Health Where are the Covid vaccination lapel pins?

It's been a few years since our last lapel-ribbon craze. How long before we're pinning different colors of ribbons on our shirts to indicate vaccination status? Green ribbons for the fully vaccinated, yellow ribbons for those waiting eagerly, and red ribbons for the vaccine refuseniks.

Broadcasting Spotify enters the live-chat game

Live audio is a pretty tough thing to get right without heavy curation. A lunatic once took over a CB channel in central Iowa, just repeating over and over: "Raisins and pancakes...pancakes and raisins."

Humor and Good News Better nursing rooms and changing stations at ballparks

A welcome sign of the times. We need to continue normalizing the idea of parenting in public.

Socialism Doesn't Work Chinese government chases BBC reporter out of the country

There is no surer sign that a regime is destined for failure than when it puts its energy into silencing bad or critical news rather than fixing it. That's exactly what China's government is doing by persecuting reporters and whistleblowers -- and it is a colossally self-defeating practice. ■ Good news can take its sweet time to bubble up, but able managers always want to get alerted to bad news as soon as possible. The sooner you know what's going wrong, the sooner you can fix it. And something is always going wrong somewhere inside a big organization, whether it's a government, a firm, or a non-governmental organization. The most important thing leadership can do about it is get the bad news fast. ■ We may complain a lot as Americans about the fact that our politicians never seem to "work together" to "solve problems", but that's driven in no small part because every vote has some marginal value, and politicians (and parties) have to compete to win those votes. Consequently, some contentiousness is baked into the cake. (That doesn't excuse incivility, of course, but voters are free to punish that, too.) ■ But the consequence of freedom within a democratic framework is that there is a built-in institutional incentive on the part of multiple groups to root out shortcomings, failures, wrongdoing, corruption, and other bad things. The Fourth Estate has that incentive. So does a loyal opposition. Civil-society groups that depend upon their reputations for fundraising purposes have those incentives, and so do institutions with interests in public policies (including religious groups). ■ Of course there's room for bipartisanship and problem solvers. America could do with less cynicism and more mutual trust and common facts. But we should never mistake our fundamentally messy, combative, and sometimes lumbering processes for getting things done for a bad thing. The complications, fighting, and naysaying are features, not bugs.
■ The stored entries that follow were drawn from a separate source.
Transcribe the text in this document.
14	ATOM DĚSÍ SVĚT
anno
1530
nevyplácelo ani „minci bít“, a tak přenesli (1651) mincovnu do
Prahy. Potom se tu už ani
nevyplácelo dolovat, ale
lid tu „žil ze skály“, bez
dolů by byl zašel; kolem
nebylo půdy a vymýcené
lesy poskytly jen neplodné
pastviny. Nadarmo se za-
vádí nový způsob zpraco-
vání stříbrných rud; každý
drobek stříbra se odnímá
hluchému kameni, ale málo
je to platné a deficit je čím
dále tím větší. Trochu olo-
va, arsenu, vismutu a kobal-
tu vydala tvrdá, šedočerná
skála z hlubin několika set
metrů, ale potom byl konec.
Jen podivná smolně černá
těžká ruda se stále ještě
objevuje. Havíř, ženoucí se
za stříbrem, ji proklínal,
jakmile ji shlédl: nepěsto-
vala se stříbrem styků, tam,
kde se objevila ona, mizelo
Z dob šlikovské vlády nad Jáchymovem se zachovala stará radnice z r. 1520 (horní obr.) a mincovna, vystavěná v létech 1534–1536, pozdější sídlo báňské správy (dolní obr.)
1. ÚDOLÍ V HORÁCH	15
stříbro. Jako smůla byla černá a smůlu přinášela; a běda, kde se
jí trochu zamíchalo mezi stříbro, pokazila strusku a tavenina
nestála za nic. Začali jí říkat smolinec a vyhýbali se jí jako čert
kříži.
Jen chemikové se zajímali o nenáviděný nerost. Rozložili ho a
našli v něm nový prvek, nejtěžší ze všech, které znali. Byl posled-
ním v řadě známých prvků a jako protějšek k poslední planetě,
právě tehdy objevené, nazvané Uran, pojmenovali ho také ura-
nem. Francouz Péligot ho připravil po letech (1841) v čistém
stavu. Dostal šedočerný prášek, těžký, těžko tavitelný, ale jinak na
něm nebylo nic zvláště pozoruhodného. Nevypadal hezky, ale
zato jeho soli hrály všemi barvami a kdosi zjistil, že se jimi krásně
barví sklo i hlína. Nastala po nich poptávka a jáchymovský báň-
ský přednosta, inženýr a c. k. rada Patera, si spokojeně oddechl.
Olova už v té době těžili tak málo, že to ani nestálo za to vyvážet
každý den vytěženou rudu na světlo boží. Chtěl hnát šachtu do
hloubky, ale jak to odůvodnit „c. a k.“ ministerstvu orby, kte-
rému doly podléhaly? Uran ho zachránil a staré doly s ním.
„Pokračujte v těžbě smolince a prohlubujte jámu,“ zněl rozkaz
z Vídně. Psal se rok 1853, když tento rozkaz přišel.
Voters remain capable of rewarding the things they want at any time, and if we collectively really wanted more pragmatic, less ideological politics, then we would get them. But part of that requires sacrificing a little ideological commitment -- which, if the Chinese experience is any guide, wouldn't be a bad idea at all.

Humor and Good News Library book returns -- 50 years overdue

Who would have imagined that the person who checked out "Coup d'Etat: A Practical Handbook" wasn't a committed rule-follower?